By Kathy Van Mullekom, a lifelong gardener and gardening writer living in York County, Virginia When it’s hot, it’s difficult to think about a cool season vegetable garden.

The Fall Veggie Garden

melpers

by Kathy Van Mullekom, a lifelong gardener and gardening writer living in York County, Virginia

When it’s hot, it’s difficult to think about a cool-season vegetable garden. Yet, it’s time to do just that – and time to begin prepping and planting one. If you have a warm-season summer garden of squash, melons, cucumbers and peppers, maybe some of those plants have produced all they can and can be removed to make room for cooler crops like spinach, lettuces, onions and collards.

Once you rip out old plants, add some aged compost or work in some 10-10-10 fertilizer to prep the soil for the newer ones. Transplants of cabbages, cauliflower, broccoli and Brussel sprouts can be planted now and harvested before the first killing frost sometime early November. Spinach, on the other hand, can withstand lots of cold and even make it through the winter, same goes for collards. In fact, it’s said that the kiss of frost makes collards sweet and tender, and some people don’t harvest collards until frost has done its duty. Kale, evergreen bunching onions, lettuce, parsley, parsnips and carrots are other crops that may survive all winter in the garden, according to Virginia Cooperative Extension. Mulch those overwintering vegetables with 8 inches of mulch to prevent heaving – freezing and thawing – of the soil. Most of these vegetables can be dug or picked as needed throughout the winter or in early spring.

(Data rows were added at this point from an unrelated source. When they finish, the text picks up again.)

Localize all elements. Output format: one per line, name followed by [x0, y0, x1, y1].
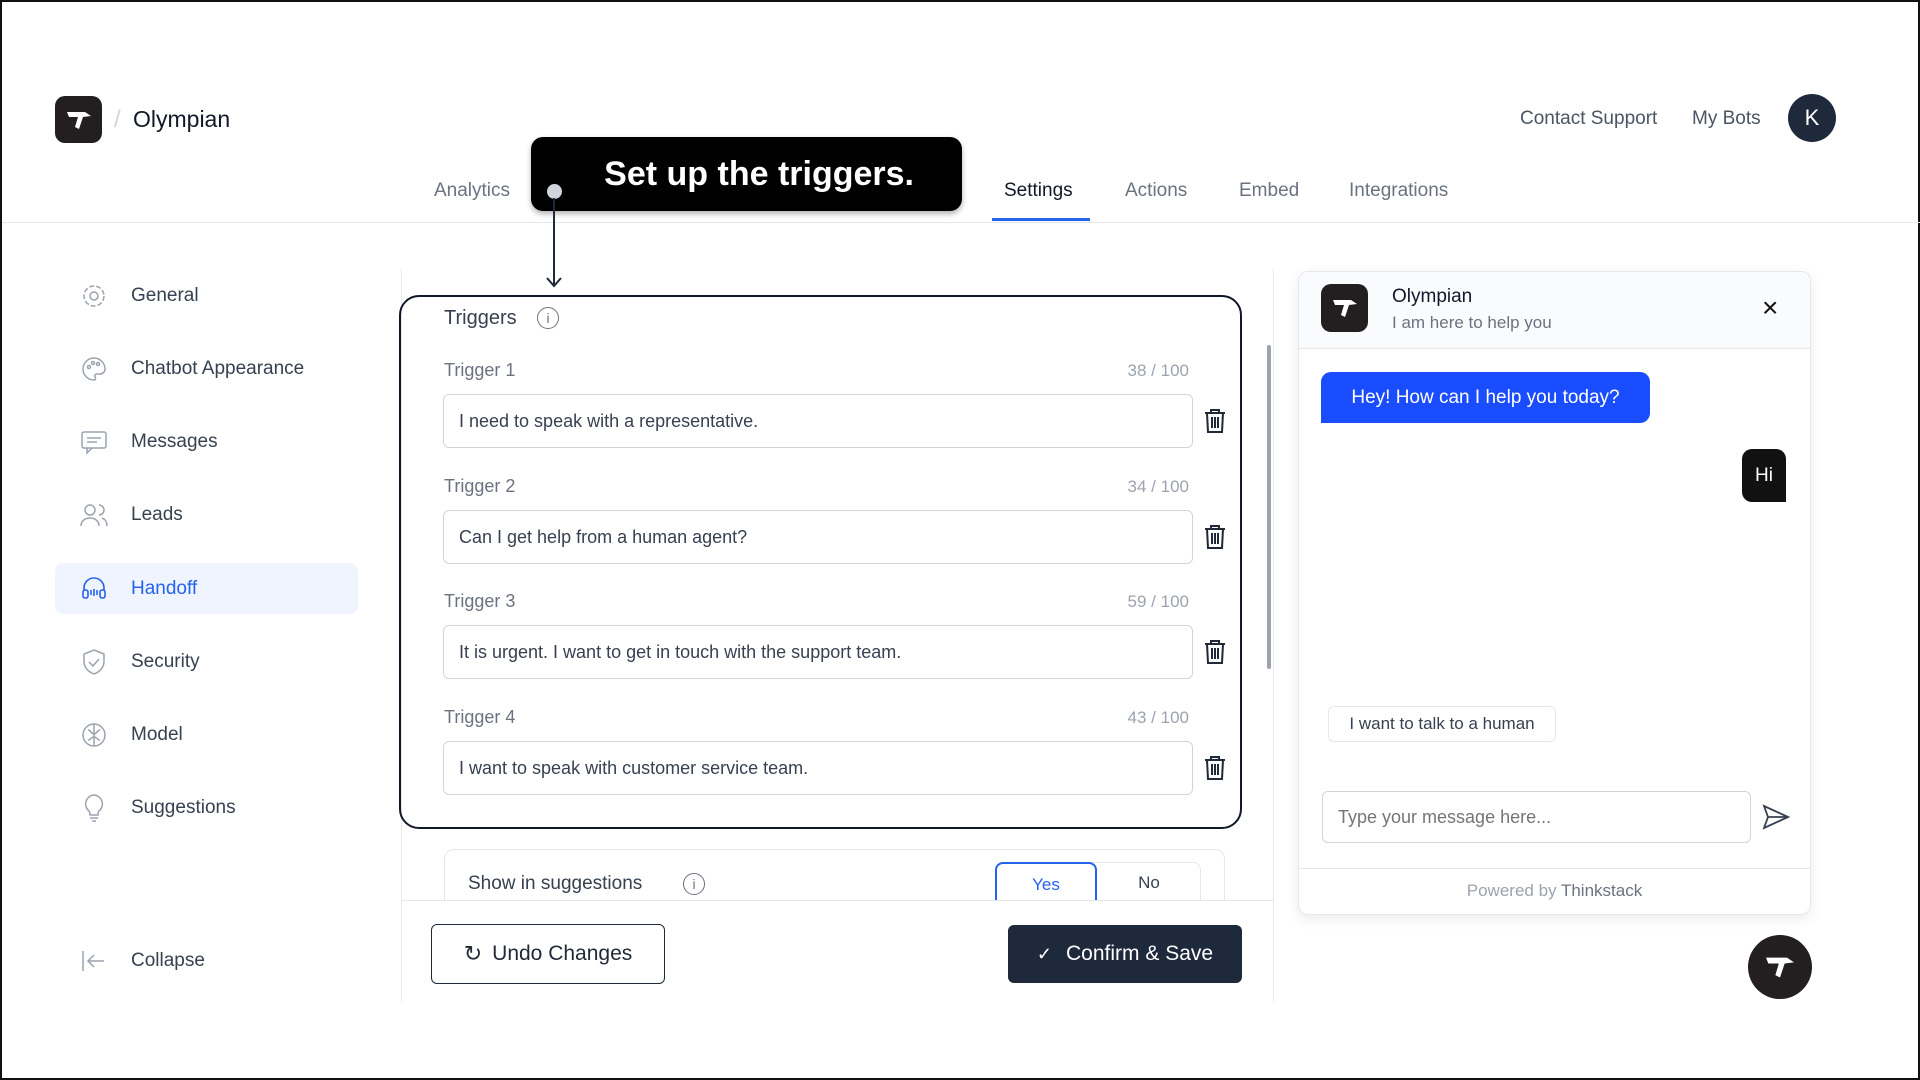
preview-divider — [1273, 269, 1274, 1002]
header-divider — [2, 222, 1920, 223]
bot-name: Olympian — [133, 106, 231, 132]
suggestion-chip-label: I want to talk to a human — [1349, 714, 1535, 733]
show-in-suggestions-label: Show in suggestions — [468, 873, 643, 894]
sidebar-item-label: Leads — [131, 503, 183, 525]
tab-settings[interactable]: Settings — [1004, 180, 1073, 202]
chat-bot-name: Olympian — [1392, 286, 1473, 307]
tab-actions[interactable]: Actions — [1125, 180, 1187, 202]
undo-changes-button[interactable]: ↻ Undo Changes — [431, 924, 665, 984]
trigger-4-label: Trigger 4 — [444, 707, 516, 727]
avatar-initial: K — [1804, 105, 1820, 130]
brain-icon — [79, 720, 109, 750]
tab-embed[interactable]: Embed — [1239, 180, 1299, 202]
powered-by-prefix: Powered by — [1466, 881, 1557, 900]
trigger-3-input[interactable] — [443, 625, 1193, 679]
user-message-bubble: Hi — [1742, 449, 1786, 502]
scrollbar[interactable] — [1267, 345, 1271, 669]
message-icon — [79, 427, 109, 457]
toggle-yes-label: Yes — [1032, 875, 1060, 894]
lightbulb-icon — [79, 793, 109, 823]
powered-by-brand[interactable]: Thinkstack — [1561, 881, 1642, 900]
confirm-save-button[interactable]: ✓ Confirm & Save — [1008, 925, 1242, 983]
sidebar-item-label: Security — [131, 650, 200, 672]
chat-header — [1299, 272, 1810, 349]
sidebar-item-label: Suggestions — [131, 796, 236, 818]
send-icon[interactable] — [1762, 804, 1790, 830]
close-icon[interactable]: × — [1762, 292, 1778, 324]
sidebar-item-general[interactable]: General — [55, 270, 358, 321]
sidebar-item-label: Model — [131, 723, 183, 745]
trash-icon[interactable] — [1203, 408, 1227, 434]
sidebar-item-label: Chatbot Appearance — [131, 357, 305, 379]
trigger-1-count: 38 / 100 — [1127, 361, 1189, 380]
trash-icon[interactable] — [1203, 639, 1227, 665]
info-icon[interactable]: i — [683, 873, 705, 895]
chat-launcher-button[interactable] — [1748, 935, 1812, 999]
tooltip-text: Set up the triggers. — [604, 154, 914, 193]
tooltip: Set up the triggers. — [531, 137, 962, 211]
chat-footer-divider — [1298, 868, 1811, 869]
collapse-button[interactable]: Collapse — [55, 935, 358, 986]
trigger-4-input[interactable] — [443, 741, 1193, 795]
suggestions-card-clip: Show in suggestions i Yes No — [401, 842, 1273, 900]
breadcrumb-separator: / — [114, 106, 121, 133]
sidebar-item-model[interactable]: Model — [55, 709, 358, 760]
shield-icon — [79, 647, 109, 677]
avatar[interactable]: K — [1788, 94, 1836, 142]
info-icon[interactable]: i — [537, 307, 559, 329]
chat-message-input[interactable] — [1322, 791, 1751, 843]
trigger-3-count: 59 / 100 — [1127, 592, 1189, 611]
collapse-label: Collapse — [131, 949, 205, 971]
trigger-4-count: 43 / 100 — [1127, 708, 1189, 727]
trigger-2-count: 34 / 100 — [1127, 477, 1189, 496]
trigger-1-label: Trigger 1 — [444, 360, 516, 380]
trigger-2-input[interactable] — [443, 510, 1193, 564]
tooltip-dot — [547, 184, 562, 199]
chat-bot-logo — [1321, 284, 1368, 332]
trigger-2-label: Trigger 2 — [444, 476, 516, 496]
sidebar-item-leads[interactable]: Leads — [55, 489, 358, 540]
toggle-yes[interactable]: Yes — [995, 862, 1097, 900]
sidebar-item-label: General — [131, 284, 199, 306]
contact-support-link[interactable]: Contact Support — [1520, 108, 1657, 130]
confirm-label: Confirm & Save — [1066, 942, 1214, 965]
powered-by: Powered by Thinkstack — [1298, 881, 1811, 901]
my-bots-link[interactable]: My Bots — [1692, 108, 1761, 130]
collapse-icon — [79, 946, 109, 976]
tab-analytics[interactable]: Analytics — [434, 180, 510, 202]
bot-message-text: Hey! How can I help you today? — [1351, 386, 1620, 408]
brand-logo[interactable] — [55, 96, 102, 143]
chat-bot-subtitle: I am here to help you — [1392, 313, 1552, 332]
active-tab-indicator — [992, 218, 1090, 221]
trigger-1-input[interactable] — [443, 394, 1193, 448]
sidebar-item-messages[interactable]: Messages — [55, 416, 358, 467]
headset-icon — [79, 574, 109, 604]
sidebar-item-suggestions[interactable]: Suggestions — [55, 782, 358, 833]
bot-message-bubble: Hey! How can I help you today? — [1321, 372, 1650, 423]
sidebar-item-chatbot-appearance[interactable]: Chatbot Appearance — [55, 343, 358, 394]
footer-divider — [401, 900, 1273, 901]
trigger-3-label: Trigger 3 — [444, 591, 516, 611]
user-message-text: Hi — [1755, 464, 1773, 486]
triggers-title: Triggers — [444, 307, 517, 329]
sidebar-item-label: Handoff — [131, 577, 198, 599]
toggle-no[interactable]: No — [1097, 862, 1201, 900]
sidebar-item-handoff[interactable]: Handoff — [55, 563, 358, 614]
palette-icon — [79, 354, 109, 384]
tab-integrations[interactable]: Integrations — [1349, 180, 1448, 202]
check-icon: ✓ — [1036, 943, 1053, 964]
trash-icon[interactable] — [1203, 755, 1227, 781]
tooltip-arrow-icon — [546, 198, 562, 288]
undo-label: Undo Changes — [492, 942, 633, 965]
sidebar-item-security[interactable]: Security — [55, 636, 358, 687]
gear-icon — [79, 281, 109, 311]
trash-icon[interactable] — [1203, 524, 1227, 550]
undo-icon: ↻ — [463, 941, 483, 966]
sidebar-item-label: Messages — [131, 430, 218, 452]
toggle-no-label: No — [1138, 873, 1160, 892]
suggestion-chip[interactable]: I want to talk to a human — [1328, 706, 1556, 742]
users-icon — [79, 500, 109, 530]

If you don’t have room for an in-ground vegetable garden, sow lettuce, onion, spinach and other seeds in large pots with good drainage holes. To harvest lettuce bowls, just use scissors to snip off greens and let the lettuces grow again. Colorful lettuces make colorful seasonal shows in fall, especially when the pots are paired with containers of ornamental kales and pretty pansies. My dream is to plant a year-round veggie garden in an old wooden rowboat. That way I can control the soil, amending it with lots of compost and shredded leaves and take bets that the veggie-munching bunnies can’t hop that high.